I recently submitted my first pull request, a feature to add color temperature support to MQTT lights. I’d like to start on a follow-up to add a couple of nuances my initial feature missed, but I need community feedback on the best way to go.

Min and Max Color Temp Values

The Problem

The lights I’m driving with this feature, Osram Lightify, accept color temp in mireds. HA uses mired internally, too – the slider control in the UI emits values in the range from 154-500 (defined in homeassistant/util/color.py as HASS_COLOR_MIN and HASS_COLOR_MAX). Some hardware, however, like the zigbee Osram Lightify bulbs I’m using (through MQTT via a rooted Wink hub) ignore mired values outside the range they support. This leads to problems where only a fraction of the UI slider does anything – releasing the slider outside of that range results in no reaction.

Proposed Solutions

One option is to clamp the range of values in the component – ie: allow the user to specify in their config “this endpoint only supports values from 200-350 mired; if you ask for 154 it’ll just clamp to 200, and if you ask for 500 it’ll clamp to 350.” Pros: no modification to web UI required. Cons: The full range of the slider still isn’t used, but at least dragging the slider outside the supported range still gets you a response from your lights.

Another option is to specify min/max color temp in the component, but normalize the range of input color temperature values (ie from 0 to 1), where 0 = the lowest value in mired and 1 = the highest value in mired. Pros: Minimal extra complexity in the web UI; full slider range is used. Cons: This would require changing the web UI and a bunch of existing components. This would also mean that the same position on the slider could mean different things to different lights.

Another option is to pass the min/max values through to the web UI. Pros: More info for the web UI. Cons: Lots of changes required (though the implementation could pass HASS_COLOR_MIN and HASS_COLOR_MAX by default, minimizing impact on existing color temp lights).

I’m open to other alternatives too, and happy to do implementation – just want to avoid a situation where to get a solution I like, I end up making PR with a bunch of changes and then nobody else is happy with them.

Color Temp Units (and slider direction)

[edit]Removed some incorrect info here – I misread something in the Lightify implementation. The fault is mine![/edit]

A lot of US color temp light UI (eg: Wink) expose color temp in kelvin, and at least the film/video/photography industry in the US talks about color temp in terms of kelvin. The big deal is that in mired, lower values are blue-er, while in kelvin, higher values are blue-er. I was initially confused by the HASS slider, because I expected “drag it to the left = redder light!”

One potential solution: Make kelvin/mired in the UI a configuration option.
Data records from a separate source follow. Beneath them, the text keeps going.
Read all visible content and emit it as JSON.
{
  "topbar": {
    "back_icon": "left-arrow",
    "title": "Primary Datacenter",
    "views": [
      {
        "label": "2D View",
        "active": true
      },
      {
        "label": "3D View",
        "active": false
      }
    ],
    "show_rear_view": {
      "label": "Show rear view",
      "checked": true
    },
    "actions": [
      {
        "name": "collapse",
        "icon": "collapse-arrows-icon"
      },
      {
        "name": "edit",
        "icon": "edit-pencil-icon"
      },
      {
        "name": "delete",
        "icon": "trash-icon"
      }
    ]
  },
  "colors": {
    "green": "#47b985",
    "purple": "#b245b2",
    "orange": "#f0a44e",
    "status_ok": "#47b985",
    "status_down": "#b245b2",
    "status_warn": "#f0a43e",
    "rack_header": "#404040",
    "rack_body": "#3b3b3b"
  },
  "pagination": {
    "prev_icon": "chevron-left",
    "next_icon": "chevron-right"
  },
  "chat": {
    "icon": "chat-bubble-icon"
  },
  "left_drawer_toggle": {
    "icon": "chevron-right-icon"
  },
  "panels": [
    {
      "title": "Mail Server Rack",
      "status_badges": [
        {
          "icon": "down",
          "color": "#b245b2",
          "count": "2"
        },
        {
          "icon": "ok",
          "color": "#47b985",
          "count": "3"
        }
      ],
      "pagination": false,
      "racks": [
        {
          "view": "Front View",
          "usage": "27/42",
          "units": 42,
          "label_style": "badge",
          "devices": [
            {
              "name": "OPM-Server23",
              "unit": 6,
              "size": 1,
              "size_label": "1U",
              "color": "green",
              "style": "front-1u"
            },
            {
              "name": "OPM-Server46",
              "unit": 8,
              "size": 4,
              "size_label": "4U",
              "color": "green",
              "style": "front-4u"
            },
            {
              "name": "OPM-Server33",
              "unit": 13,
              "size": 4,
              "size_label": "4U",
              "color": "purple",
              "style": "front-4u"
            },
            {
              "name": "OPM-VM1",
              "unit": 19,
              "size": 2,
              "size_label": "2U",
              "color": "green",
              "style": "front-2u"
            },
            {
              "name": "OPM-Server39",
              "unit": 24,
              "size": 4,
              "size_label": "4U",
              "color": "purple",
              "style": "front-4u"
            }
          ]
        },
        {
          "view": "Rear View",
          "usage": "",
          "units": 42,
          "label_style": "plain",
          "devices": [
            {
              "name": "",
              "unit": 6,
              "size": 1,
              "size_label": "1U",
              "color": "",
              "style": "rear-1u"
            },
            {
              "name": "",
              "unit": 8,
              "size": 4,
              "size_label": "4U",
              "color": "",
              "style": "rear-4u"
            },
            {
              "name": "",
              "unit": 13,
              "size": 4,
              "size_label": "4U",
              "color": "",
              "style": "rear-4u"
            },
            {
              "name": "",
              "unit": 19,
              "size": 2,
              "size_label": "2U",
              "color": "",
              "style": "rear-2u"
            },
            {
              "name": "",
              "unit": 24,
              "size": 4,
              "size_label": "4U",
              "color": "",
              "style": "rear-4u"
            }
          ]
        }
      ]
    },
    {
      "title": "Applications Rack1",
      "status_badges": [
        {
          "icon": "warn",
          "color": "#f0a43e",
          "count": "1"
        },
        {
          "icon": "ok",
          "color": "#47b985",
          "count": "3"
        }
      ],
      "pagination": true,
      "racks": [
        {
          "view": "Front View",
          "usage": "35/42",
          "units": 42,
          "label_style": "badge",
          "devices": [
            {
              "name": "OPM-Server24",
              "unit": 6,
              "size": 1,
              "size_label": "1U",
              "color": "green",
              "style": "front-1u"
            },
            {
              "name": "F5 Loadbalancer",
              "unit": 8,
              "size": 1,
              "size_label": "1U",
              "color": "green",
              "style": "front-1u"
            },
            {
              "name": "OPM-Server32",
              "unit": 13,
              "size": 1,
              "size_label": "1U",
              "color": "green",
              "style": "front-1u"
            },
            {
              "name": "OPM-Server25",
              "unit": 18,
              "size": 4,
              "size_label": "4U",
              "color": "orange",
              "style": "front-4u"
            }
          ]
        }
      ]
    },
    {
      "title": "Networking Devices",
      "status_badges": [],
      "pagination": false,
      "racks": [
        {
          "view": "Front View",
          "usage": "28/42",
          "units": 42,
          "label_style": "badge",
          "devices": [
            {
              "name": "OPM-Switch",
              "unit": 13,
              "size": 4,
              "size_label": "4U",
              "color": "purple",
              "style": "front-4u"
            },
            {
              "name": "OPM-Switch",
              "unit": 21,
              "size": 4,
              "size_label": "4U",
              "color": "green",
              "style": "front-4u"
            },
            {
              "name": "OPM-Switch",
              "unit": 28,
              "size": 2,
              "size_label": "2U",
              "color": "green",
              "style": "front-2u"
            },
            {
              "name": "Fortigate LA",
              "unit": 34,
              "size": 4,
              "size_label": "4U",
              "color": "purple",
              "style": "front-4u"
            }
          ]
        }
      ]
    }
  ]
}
Probably best to keep things mired internally since it seems like zigbee lights, at least, like it that way. But it should be possible to configure the UI to display things in either mired or kelvin, consistently. It would be possible to add a function to utils/color.py to do the conversion. Bad news: more web UI complexity. Good news: configurability and everyone can get what they want.

Any input?

Again, not asking anyone else to write code for this – totally happy to start hacking and submitting PRs; just don’t want to start doing work in a direction that folks aren’t happy with, and ends up un-merge-able.

1 Like

Have you thought about implementing this with value templates? For example:

color_temp_value_template: "{{ 1000000.0 / value_json }}"

Obviously, there are a number of ways this doesn’t (yet) address the issues you brought up, namely:

  1. Slider Direction
  2. Converting back from Mired to Kelvin when sending commands to the light (this will require a small code change to the mqtt light component)
  3. Min/Max (though I think the template framework can manage this, I just haven’t tested yet)

It seems like if (2) and (3) above can be addressed with a simple fix that doesn’t involve UI changes, that could be a good path…

I hacked my way to getting color temperature to work on my Osram bulbs, I was able to use the template suggestion (maybe I was implimenting it incorrectly). I posted my solution to another topic that was more recently active regarding this topic.